FireCrawl Document Loader
The FireCrawl Document Loader is a node for loading web content using the FireCrawl API. It allows users to crawl or scrape web pages and convert the content into document objects that can be used in language models and other AI applications.
Node Details
- Name: FireCrawl
- Type: Document
- Category: Document Loaders
- Version: 1.0
Parameters
-
Text Splitter (optional)
- Type: TextSplitter
- Description: A text splitter to process the loaded documents
-
URLs
- Type: string
- Description: URL to be crawled/scraped
-
Crawler type
- Type: options
- Options:
- Crawl: Crawl a URL and all accessible subpages
- Scrape: Scrape a URL and get its content
- Default: Crawl
-
Max Crawl Pages (implied from the code)
- Type: string
- Description: Maximum number of pages to crawl
-
Generate Image Alt Text (implied from the code)
- Type: boolean
- Description: Whether to generate alternative text for images
-
Return Only URLs (implied from the code)
- Type: boolean
- Description: Whether to return only URLs without content
-
Only Main Content (implied from the code)
- Type: boolean
- Description: Whether to extract only the main content of the page
-
URL Patterns Excludes (implied from the code)
- Type: string
- Description: Comma-separated list of URL patterns to exclude from crawling
-
URL Patterns Includes (implied from the code)
- Type: string
- Description: Comma-separated list of URL patterns to include in crawling
-
Metadata (optional, implied from the code)
- Type: string or object
- Description: Additional metadata to add to the documents
Credentials
- FireCrawl API
- Type: credential
- Credential Names: fireCrawlApi
Input
The node takes various configuration parameters as input, including the URL to crawl/scrape, crawler options, and API credentials.
Output
The node outputs an array of Document objects.
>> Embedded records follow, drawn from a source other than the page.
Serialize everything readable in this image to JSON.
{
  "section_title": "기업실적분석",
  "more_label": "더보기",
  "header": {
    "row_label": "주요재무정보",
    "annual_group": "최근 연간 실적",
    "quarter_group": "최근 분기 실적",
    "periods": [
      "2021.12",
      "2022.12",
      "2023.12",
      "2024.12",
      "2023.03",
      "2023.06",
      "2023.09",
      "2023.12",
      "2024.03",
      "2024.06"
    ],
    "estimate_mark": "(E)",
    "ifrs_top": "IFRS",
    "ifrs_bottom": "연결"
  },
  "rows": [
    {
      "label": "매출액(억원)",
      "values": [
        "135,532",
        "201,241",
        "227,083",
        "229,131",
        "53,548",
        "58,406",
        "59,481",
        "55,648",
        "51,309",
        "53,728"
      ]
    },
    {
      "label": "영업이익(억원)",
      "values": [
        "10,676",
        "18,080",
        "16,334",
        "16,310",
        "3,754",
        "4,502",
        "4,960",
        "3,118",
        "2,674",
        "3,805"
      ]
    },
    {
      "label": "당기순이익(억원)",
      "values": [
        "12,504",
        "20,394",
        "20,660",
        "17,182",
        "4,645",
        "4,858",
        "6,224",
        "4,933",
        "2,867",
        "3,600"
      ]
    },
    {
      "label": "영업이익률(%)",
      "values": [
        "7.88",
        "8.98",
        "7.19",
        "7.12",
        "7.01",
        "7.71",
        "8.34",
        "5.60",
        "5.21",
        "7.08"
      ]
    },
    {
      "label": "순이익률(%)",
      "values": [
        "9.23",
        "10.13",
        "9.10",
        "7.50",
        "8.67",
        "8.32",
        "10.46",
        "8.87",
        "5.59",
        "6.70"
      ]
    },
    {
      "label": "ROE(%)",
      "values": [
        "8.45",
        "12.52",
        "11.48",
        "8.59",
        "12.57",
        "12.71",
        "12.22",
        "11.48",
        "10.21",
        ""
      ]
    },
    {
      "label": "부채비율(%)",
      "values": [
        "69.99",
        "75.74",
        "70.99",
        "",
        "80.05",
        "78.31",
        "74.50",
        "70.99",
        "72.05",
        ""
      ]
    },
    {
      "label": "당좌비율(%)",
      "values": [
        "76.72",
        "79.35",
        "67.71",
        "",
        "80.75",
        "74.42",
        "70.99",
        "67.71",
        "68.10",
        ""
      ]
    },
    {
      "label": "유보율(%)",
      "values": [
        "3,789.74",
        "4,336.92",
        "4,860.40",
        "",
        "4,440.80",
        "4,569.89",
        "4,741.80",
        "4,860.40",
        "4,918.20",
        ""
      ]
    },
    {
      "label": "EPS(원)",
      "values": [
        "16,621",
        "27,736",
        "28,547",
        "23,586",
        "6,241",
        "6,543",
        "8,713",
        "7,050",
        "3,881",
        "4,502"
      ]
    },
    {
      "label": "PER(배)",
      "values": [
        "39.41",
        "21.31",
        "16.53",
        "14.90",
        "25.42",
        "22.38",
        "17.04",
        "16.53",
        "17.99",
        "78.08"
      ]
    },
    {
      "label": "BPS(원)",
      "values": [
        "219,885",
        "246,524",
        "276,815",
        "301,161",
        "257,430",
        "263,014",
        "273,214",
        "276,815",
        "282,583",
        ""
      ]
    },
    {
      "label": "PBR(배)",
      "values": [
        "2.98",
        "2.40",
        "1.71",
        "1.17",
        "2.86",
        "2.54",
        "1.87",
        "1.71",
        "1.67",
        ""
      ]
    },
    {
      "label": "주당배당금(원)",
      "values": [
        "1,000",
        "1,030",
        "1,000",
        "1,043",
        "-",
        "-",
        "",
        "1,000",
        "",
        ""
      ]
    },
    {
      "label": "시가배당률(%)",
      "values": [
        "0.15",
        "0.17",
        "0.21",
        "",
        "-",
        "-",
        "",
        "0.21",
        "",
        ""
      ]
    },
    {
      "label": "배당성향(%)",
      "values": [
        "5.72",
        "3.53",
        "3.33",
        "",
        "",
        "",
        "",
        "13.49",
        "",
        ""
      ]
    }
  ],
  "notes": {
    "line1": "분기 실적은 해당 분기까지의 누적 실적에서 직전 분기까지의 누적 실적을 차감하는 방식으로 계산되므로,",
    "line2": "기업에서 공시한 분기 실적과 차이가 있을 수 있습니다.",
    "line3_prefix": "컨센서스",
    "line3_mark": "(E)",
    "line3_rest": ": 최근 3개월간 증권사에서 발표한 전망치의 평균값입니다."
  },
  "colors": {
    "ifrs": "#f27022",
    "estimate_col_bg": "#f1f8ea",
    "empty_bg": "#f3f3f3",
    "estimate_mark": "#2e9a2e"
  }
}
Each Document contains:
pageContent
: The content of the web page (in Markdown format)metadata
: Associated metadata for the document
Functionality
- The node initializes a FireCrawlLoader with the provided parameters.
- It then uses the loader to either crawl or scrape the specified URL(s).
- The resulting data is converted into Document objects.
- If a text splitter is provided, the documents are split accordingly.
- Additional metadata can be added to the documents if specified.
Use Cases
- Web scraping for content analysis
- Building training datasets from web content
- Creating knowledge bases from websites
- Automating data collection for research or business intelligence
Notes
- The FireCrawl API key is required and should be set up in the credentials.
- The node supports both crawling (multiple pages) and scraping (single page) modes.
- Various options allow for customization of the crawling/scraping process, such as limiting the number of pages, including/excluding URL patterns, and focusing on main content.